In the last chapter, C. treats the perennial problem of the relationship between myth and ritual, exploring the Theseus myth and its associated rituals as a case study. C. uses the semantic axis of civilization/noncivilization to show underlying structural similarities of the myth and rituals which help explain why they were gradually thought to be connected. There is an ideological component to this assimilation as well, in that the myth effectively creates a narrative sequence for the rituals which serves to connect them all to the history of Athens.
Although the essays collected here were written over a considerable period of time, C. has managed to weave them together into a coherent case for the importance and usefulness of the enunciative approach for understanding any number of long-standing issues and problems in Greek poetics. It must be said, however, that the book requires a serious commitment of time and effort to understand it and C. certainly could have streamlined some of the more technical forays into recent semiotic research, especially in the introduction and first two chapters. I suspect that he will lose some readers through the difficulty of those initial chapters and that is unfortunate given the more lucid and ultimately more compelling nature of the later chapters which detail the astonishing range of applications of the enunciative approach. C. does not intend this book to be the final word on the application of semiotic methodologies to Classics, and he explicitly acknowledges the need for further refinement of the approach (e.g., xiii, 136). Given the complexity of the ideas and the amount of technical terms in the book, this clear and careful translation will certainly go far in making C.’s appeal more widely heard.
1. Nagy opens the second paragraph of his foreword with the words that “Calame’s argumentation is often not easy” (xi) and begins the last paragraph with a reference to “the effort required to read Calame’s work” (xii). Calame’s own comment appears on page xiii.

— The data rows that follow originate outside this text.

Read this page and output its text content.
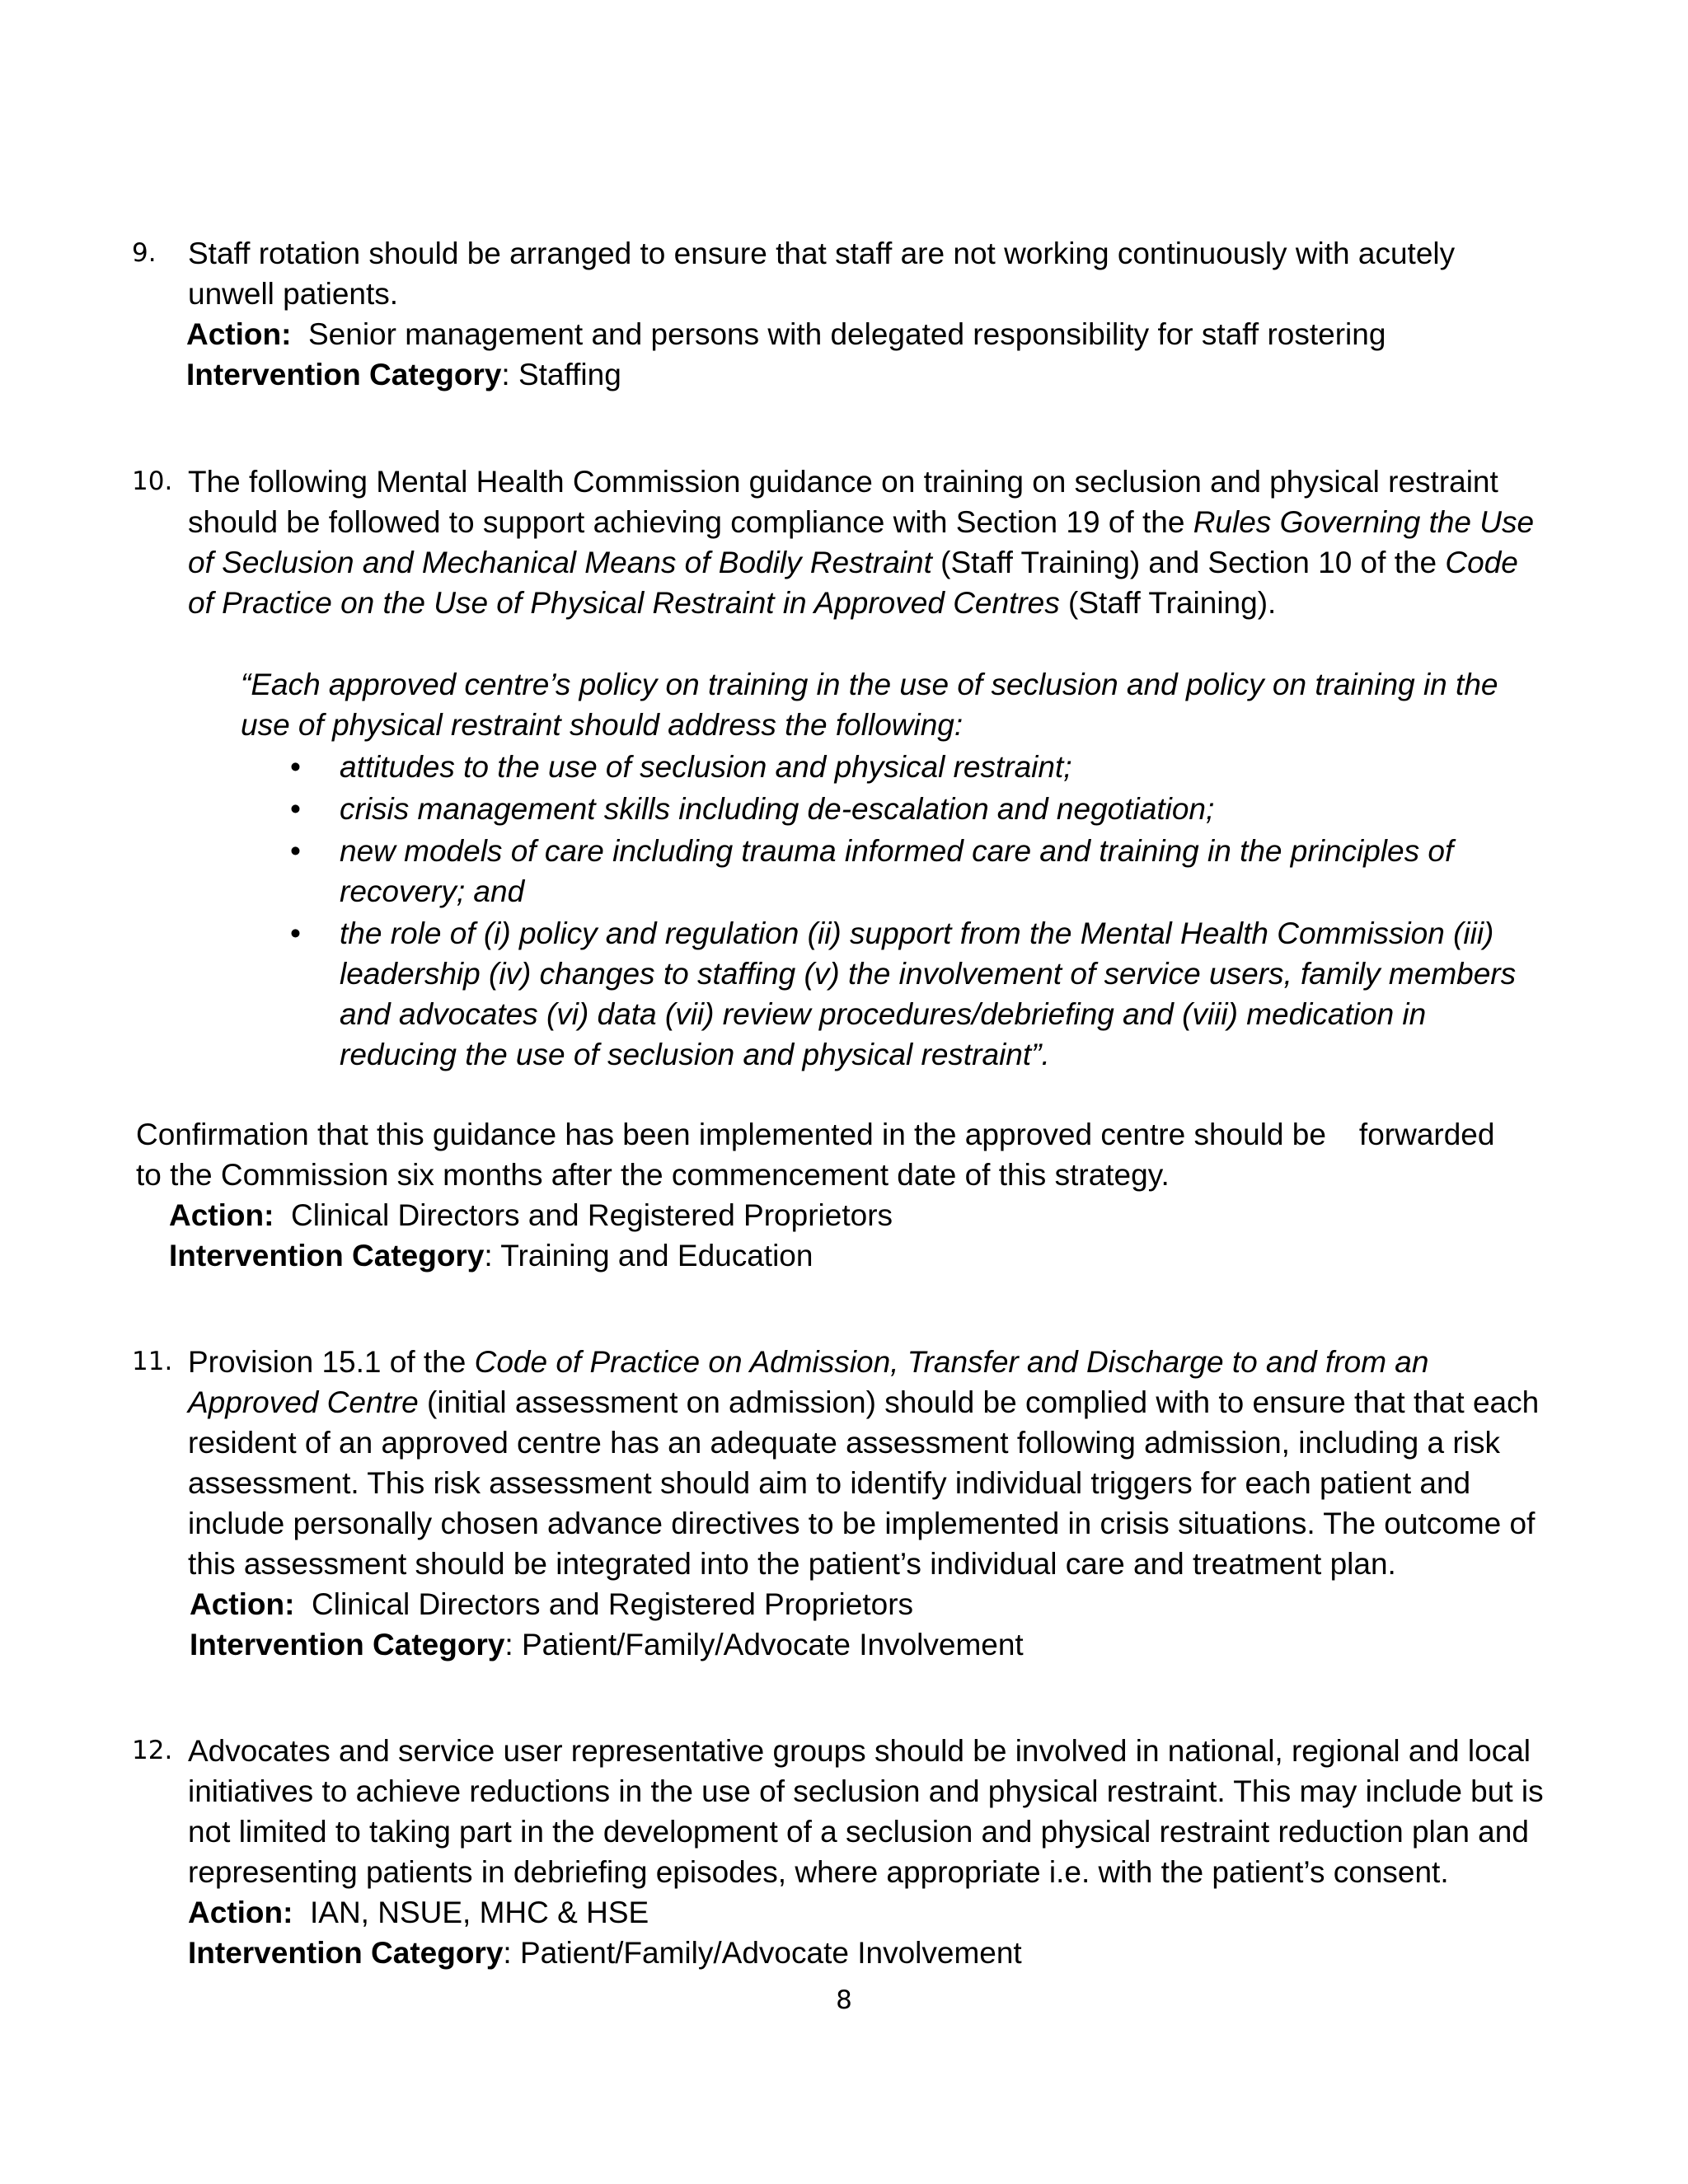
9. Staff rotation should be arranged to ensure that staff are not working continuously with acutely
unwell patients.
Action: Senior management and persons with delegated responsibility for staff rostering
Intervention Category: Staffing
10. The following Mental Health Commission guidance on training on seclusion and physical restraint
should be followed to support achieving compliance with Section 19 of the Rules Governing the Use
of Seclusion and Mechanical Means of Bodily Restraint (Staff Training) and Section 10 of the Code
of Practice on the Use of Physical Restraint in Approved Centres (Staff Training).
“Each approved centre’s policy on training in the use of seclusion and policy on training in the
use of physical restraint should address the following:
• attitudes to the use of seclusion and physical restraint;
• crisis management skills including de-escalation and negotiation;
• new models of care including trauma informed care and training in the principles of
recovery; and
• the role of (i) policy and regulation (ii) support from the Mental Health Commission (iii)
leadership (iv) changes to staffing (v) the involvement of service users, family members
and advocates (vi) data (vii) review procedures/debriefing and (viii) medication in
reducing the use of seclusion and physical restraint”.
Confirmation that this guidance has been implemented in the approved centre should be forwarded
to the Commission six months after the commencement date of this strategy.
Action: Clinical Directors and Registered Proprietors
Intervention Category: Training and Education
11. Provision 15.1 of the Code of Practice on Admission, Transfer and Discharge to and from an
Approved Centre (initial assessment on admission) should be complied with to ensure that that each
resident of an approved centre has an adequate assessment following admission, including a risk
assessment. This risk assessment should aim to identify individual triggers for each patient and
include personally chosen advance directives to be implemented in crisis situations. The outcome of
this assessment should be integrated into the patient’s individual care and treatment plan.
Action: Clinical Directors and Registered Proprietors
Intervention Category: Patient/Family/Advocate Involvement
12. Advocates and service user representative groups should be involved in national, regional and local
initiatives to achieve reductions in the use of seclusion and physical restraint. This may include but is
not limited to taking part in the development of a seclusion and physical restraint reduction plan and
representing patients in debriefing episodes, where appropriate i.e. with the patient’s consent.
Action: IAN, NSUE, MHC & HSE
Intervention Category: Patient/Family/Advocate Involvement
8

2. For instance, on a fairly typical page (11), there are allusions to the ideas of Oswald Ducrot, Antoine Culioli and Hermann Parret, none of whom will play any substantial role in the following chapters.
3. When appealing to the classicists about the virtues of the enunciative approach, C. uses a poem of Sappho as an illustrative example (13). I assume that C. is addressing semioticians when he writes sentences such as the following: “There is a positive aspect to the enunciative approach in that it exposes the trap of the principle of immanence, the trap of assuming that the text of the utterance is structurally closed” (8).
4. Fragment 4 (= 14A Page) in Calame’s edition of Alcman ( Alcman: Introduction, texte critique, témoignages, traduction et commentaire [Rome, 1983]), quoted on page 50.